Critique : Déjà avec Loin du paradis, qui reprenait quelques-unes des grandes lignes de Tout ce que le ciel permet, Todd Haynes affirmait sa passion pour les mélodrames à la Douglas Sirk. Cathy, incarnée par Julianne Moore, y affrontait l’opprobre de l’opinion publique, de ses voisins ou encore de ses amis, vis-à-vis de sa relation amoureuse avec Raymond, son jardinier noir sensible et cultivé. Tandis que son mari Frank souffrait de ne pas pouvoir assumer son homosexualité. Petit à petit, les personnages voyaient leurs désirs plier sous la pression de la réalité sociale. Tout en reprenant comme cadre les années 1950 et quelques-unes des thématiques abordées de part et d’autre dans sa filmographie, Todd Haynes place ses personnages dans un monde où aucune échappatoire viable n’est possible.
- © UGC Distribution
Dès le plan-séquence d’introduction, qui s’ouvre sur une bouche d’égout, la caméra de l’Américain enferme Carol Aird (Cate Blachett) et Therese Belivet (Rooney Mara) dans un univers clos cerné de toute part. Dissimulées à une table dans un restaurant de la cinquième avenue, presque cloîtrées, elles sont interrompues par une connaissance. Il faudra attendre la fin du film pour connaître le contenu de leur conversation avant son intrusion, mais déjà l’anonymat de ce duo, qui on le sait doit vivre une histoire d’amour intense, est précaire. Celles que l’on devine amantes doivent se quitter, Therese devant rejoindre des amis à une soirée. Bientôt installée à l’arrière d’une voiture, le regard vague, celle-ci se plonge dans ses souvenirs et retrace sa rencontre avec Carol. Une histoire d’amour entre une modeste employée de grand magasin, et une bourgeoise malheureuse dans son mariage.
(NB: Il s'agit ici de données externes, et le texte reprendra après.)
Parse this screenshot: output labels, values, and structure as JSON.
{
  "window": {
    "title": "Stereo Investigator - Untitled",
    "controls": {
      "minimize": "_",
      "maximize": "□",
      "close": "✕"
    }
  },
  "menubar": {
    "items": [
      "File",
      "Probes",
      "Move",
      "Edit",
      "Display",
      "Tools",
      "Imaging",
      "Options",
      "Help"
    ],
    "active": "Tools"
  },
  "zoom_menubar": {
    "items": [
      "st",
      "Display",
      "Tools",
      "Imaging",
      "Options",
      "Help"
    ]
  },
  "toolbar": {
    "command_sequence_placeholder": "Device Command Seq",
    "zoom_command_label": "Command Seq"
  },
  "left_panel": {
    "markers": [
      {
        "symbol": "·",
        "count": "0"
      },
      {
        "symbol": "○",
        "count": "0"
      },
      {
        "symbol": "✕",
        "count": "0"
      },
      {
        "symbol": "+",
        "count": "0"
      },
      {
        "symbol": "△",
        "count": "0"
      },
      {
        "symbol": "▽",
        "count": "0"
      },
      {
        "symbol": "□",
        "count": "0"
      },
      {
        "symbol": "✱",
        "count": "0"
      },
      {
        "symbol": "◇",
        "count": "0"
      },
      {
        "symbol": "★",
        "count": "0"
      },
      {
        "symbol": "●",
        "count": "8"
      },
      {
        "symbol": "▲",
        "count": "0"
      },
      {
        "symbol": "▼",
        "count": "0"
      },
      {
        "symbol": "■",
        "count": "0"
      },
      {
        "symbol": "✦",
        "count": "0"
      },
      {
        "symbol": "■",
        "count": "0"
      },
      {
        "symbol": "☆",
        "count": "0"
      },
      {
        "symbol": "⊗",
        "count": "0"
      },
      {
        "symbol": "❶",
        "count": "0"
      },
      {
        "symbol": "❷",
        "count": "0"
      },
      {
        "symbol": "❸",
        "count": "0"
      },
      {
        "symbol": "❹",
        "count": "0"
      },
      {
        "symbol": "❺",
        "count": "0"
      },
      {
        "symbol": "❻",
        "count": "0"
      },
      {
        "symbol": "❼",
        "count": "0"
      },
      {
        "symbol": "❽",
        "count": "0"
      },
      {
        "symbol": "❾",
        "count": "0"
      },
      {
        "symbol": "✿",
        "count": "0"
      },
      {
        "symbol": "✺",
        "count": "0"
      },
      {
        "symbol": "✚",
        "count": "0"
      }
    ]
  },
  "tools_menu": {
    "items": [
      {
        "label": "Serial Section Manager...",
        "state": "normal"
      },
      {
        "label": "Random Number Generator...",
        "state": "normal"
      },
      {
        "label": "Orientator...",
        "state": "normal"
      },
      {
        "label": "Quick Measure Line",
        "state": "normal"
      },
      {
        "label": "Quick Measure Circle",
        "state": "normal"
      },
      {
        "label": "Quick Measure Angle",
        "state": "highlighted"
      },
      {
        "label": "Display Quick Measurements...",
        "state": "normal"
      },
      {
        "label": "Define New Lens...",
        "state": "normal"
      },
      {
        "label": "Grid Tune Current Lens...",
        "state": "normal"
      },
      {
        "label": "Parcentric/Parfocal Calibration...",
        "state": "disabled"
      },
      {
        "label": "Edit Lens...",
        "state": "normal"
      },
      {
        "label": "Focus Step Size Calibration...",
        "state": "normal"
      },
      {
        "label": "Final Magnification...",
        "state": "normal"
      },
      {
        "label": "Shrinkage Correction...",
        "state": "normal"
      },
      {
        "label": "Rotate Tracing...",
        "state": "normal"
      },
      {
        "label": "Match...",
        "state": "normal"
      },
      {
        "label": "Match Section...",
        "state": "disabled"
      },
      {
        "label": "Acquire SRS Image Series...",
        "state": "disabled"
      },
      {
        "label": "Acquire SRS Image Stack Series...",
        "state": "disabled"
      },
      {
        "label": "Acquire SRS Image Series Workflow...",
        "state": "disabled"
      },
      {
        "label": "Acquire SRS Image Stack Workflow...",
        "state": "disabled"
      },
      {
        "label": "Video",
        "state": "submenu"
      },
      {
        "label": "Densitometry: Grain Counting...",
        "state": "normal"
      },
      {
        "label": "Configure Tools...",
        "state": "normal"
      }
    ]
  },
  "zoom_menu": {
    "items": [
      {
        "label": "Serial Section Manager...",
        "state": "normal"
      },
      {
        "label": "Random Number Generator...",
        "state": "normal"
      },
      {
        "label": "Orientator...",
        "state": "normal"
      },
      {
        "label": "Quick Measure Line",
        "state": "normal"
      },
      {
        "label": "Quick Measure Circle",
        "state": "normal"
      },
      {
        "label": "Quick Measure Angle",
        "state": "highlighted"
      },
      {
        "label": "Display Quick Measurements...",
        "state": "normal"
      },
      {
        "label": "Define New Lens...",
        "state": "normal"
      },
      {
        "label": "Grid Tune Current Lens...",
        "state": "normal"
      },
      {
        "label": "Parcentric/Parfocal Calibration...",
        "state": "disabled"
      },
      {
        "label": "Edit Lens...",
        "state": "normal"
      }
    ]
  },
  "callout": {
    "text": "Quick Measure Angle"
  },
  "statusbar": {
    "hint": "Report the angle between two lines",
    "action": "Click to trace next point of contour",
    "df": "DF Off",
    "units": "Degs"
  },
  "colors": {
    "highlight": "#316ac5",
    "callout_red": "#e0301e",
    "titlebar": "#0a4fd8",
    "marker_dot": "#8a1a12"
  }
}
D’un bout à l’autre de son film, Todd Haynes oblige ses protagonistes à profiter des petites brèches laissées par la société conservatrice américaine, remettant en perspective la difficulté d’une histoire d’amour entre deux femmes dans les années 1950. A la façon des films noirs classiques, où les décors et éclairages traduisent la fatalité du destin du héros, les plans mettant en scène Carol ou Therese intègrent ici systématiquement un élément symbolique. Ce sont par exemple ces prises de vue où la perspective confine le protagoniste à travers l’encadrement d’une porte, d’une vitre détrempée, d’une fenêtre ou encore de persiennes. C’est que ni Carol, ni Therese ne peuvent se projeter totalement dans l’univers qui les entoure. D’où cette fragmentation et cette perspective brisée. La preuve : le seul moment où la réalisation se laisse aller à une envolée, avec plans larges mobiles et en extérieur, correspond à leur échappée façon road trip, lorsque l’une et l’autre sont délestés de l’emprise masculine. L’on notera d’ailleurs que tous les hommes pensant éprouver de l’amour pour une femme, dans Carol, ne font que projeter sur elle leur amour propre. Chacun d’entre eux, dès lors que leurs certitudes s’effondrent, se sentent blessés dans leur masculinité.
- © UGC Distribution
En substance, Carol va agir sur Therese – le véritable personnage du film – comme un révélateur. Depuis le moment où leurs regards se croisent dans le grand magasin jusqu’au plan final, le protagoniste incarné par Rooney Mara va vivre un parcours initiatique l’invitant à assumer son attirance sexuelle, et à ne plus s’en cacher. Dans le grand magasin, elle suggère à Carol d’acheter à sa fille un train électrique, puis cette dernière oublie volontairement sa paire de gants sur le comptoir. Point de départ d’un engrenage bien huilé que Todd Haynes filme avec une grande élégance - on pense aussi bien à Billy Wilder qu’à Matthew Weiner. Si rien ne déçoit dans Carol, pas même la belle séquence saphique, dommage que le réalisateur de Velvet Goldmine n’ait pas tenté davantage de scènes longues et risquées. De même, il manque à ce beau mélodrame une articulation lui permettant de parler au présent, en évoquant entre les lignes les tensions contemporaines liées à l’homosexualité. Pour cette raison, Todd Haynes devra à l’avenir s’aventurer un peu plus loin, et ainsi quitter sa zone de confort.